The two most expensive things I have, besides my computer, are the Prophet-6 and KRK V8 monitors. Both were worth it but I would say getting the UAD Interface was the best purchase, even though that was cheaper than the other two things.
How do you deal with the acoustics in the studio?
Now that my studio is an apartment, I have been working a lot and mixing a lot in my Beyerdynamic DT 770 PRO headphones. They are extremely flat but I have been pleasantly surprised by my mixes, especially when I take them out to my car. I still switch to my KRKs to monitor with but not as much now with being in the apartment.
What is next on your shopping list studio-wise?
I just bought a new MacBook Pro laptop and I am finally ready to set that up and transfer everything over. I am sure I’ll have a few upgrades and purchases along the way with that. Gear-wise, I am looking at getting a few drum machines to have around. I messed around with the Elektron Model: Cycles 6-track FM based groovebox at Perfect Circuit in Burbank a while ago and was getting cool beats immediately from that. I am a big fan of things that you can get good sounds out of right away without much difficulty.
What is your dream piece of gear?
I don’t think I have one really. I’d love to be in a space someday where my piano was set up and mic’d properly at all times and same with guitars and some amps.
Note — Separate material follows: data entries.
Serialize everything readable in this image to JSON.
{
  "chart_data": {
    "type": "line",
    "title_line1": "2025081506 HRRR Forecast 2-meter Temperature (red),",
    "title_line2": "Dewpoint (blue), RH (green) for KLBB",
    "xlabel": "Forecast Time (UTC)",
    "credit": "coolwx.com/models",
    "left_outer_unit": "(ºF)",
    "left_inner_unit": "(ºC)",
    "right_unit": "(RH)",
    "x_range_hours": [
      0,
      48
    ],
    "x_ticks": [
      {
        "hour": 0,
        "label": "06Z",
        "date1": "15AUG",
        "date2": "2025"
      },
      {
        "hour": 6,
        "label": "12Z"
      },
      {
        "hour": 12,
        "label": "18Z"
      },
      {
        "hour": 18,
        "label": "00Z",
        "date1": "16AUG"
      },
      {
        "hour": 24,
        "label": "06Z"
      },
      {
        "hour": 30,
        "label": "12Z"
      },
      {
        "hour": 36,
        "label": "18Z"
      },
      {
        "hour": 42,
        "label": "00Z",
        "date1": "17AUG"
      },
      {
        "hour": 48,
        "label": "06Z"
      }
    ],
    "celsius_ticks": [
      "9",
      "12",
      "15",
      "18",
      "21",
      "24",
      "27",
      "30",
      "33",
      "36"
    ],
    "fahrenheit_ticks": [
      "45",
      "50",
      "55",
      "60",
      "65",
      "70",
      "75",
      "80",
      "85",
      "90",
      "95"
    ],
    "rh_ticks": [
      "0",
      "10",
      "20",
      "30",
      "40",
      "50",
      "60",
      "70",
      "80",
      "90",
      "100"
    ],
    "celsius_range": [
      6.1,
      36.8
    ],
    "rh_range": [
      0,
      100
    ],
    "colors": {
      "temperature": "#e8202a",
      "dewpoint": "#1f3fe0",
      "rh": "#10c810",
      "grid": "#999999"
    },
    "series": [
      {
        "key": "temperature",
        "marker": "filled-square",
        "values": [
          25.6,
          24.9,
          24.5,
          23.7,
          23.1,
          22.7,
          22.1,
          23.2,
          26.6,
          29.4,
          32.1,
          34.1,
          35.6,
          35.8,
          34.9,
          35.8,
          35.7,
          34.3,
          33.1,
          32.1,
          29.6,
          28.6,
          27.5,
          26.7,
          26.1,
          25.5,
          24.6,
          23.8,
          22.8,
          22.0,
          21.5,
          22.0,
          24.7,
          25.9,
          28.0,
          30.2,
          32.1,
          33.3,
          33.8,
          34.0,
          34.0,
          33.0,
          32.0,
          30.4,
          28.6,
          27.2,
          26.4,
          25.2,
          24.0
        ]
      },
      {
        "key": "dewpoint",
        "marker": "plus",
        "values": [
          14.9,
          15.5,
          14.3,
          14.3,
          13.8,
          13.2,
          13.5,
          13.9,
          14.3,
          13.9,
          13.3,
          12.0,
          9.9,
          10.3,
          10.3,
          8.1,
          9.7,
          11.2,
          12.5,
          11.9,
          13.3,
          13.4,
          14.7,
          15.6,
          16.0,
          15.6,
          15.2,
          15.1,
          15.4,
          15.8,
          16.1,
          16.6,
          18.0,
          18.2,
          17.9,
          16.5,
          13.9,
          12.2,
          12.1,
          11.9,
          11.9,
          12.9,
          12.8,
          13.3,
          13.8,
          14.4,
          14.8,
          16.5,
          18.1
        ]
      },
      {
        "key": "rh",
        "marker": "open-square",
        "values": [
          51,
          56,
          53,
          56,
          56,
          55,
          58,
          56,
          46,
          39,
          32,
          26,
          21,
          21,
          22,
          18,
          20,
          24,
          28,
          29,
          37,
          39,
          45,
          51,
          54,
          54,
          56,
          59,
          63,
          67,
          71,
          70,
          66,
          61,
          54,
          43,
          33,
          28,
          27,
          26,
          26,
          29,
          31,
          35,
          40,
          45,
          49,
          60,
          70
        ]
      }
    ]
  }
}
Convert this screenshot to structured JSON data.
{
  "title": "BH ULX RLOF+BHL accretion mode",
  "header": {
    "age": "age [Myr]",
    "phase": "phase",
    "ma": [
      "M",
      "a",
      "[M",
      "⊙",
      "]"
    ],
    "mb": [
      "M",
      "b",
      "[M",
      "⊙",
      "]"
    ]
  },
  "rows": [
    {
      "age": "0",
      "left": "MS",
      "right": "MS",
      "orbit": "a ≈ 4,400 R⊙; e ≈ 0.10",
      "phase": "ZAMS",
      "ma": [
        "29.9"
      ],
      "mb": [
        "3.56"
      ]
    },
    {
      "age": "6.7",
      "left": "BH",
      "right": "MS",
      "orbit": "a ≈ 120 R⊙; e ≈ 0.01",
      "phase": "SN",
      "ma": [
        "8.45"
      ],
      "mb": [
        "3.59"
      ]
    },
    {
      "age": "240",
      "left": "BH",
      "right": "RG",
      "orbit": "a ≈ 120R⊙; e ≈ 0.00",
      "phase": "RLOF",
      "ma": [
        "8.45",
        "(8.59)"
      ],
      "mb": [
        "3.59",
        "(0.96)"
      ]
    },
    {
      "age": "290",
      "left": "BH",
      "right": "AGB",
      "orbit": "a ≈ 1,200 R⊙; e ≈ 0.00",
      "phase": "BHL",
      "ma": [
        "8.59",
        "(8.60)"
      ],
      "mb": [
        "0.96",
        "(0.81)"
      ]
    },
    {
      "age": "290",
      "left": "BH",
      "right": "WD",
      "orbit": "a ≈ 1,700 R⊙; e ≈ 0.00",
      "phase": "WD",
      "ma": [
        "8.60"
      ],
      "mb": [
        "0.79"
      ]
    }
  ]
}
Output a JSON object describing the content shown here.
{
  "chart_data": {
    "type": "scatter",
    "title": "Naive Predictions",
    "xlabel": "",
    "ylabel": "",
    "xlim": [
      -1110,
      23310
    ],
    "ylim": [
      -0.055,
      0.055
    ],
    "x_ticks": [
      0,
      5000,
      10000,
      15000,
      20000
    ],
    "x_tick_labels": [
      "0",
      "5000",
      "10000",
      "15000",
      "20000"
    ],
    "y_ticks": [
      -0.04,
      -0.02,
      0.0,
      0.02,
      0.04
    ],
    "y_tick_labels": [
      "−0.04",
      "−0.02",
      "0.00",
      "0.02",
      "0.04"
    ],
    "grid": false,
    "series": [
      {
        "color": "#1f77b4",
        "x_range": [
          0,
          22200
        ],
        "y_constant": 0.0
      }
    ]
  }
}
I do miss hearing things loud and in a room.
What is your top piece of production advice?
I think it’s easy to get lost in the mindset of if only I had this piece of gear or this synth or this guitar’. None of that really matters. Your enthusiasm for music and your ability to make what you have sound good and your attention to the song and its parts is going to be more important. When I think about adding things now to my setup I mostly ask myself the question ‘is this going to make the process more fun’?
What is the one piece of advice you would give someone starting out building a studio?
Talk to your friends who have setups and ask them what is working for them and what isn’t. Go to their studios and see their setups and workflows. There is almost always something that my friends are doing that I would have never thought of. Sometimes it’s worth adding to your setup and sometimes it isn’t. Either way, it’s good to know what other people are doing and what is working for them.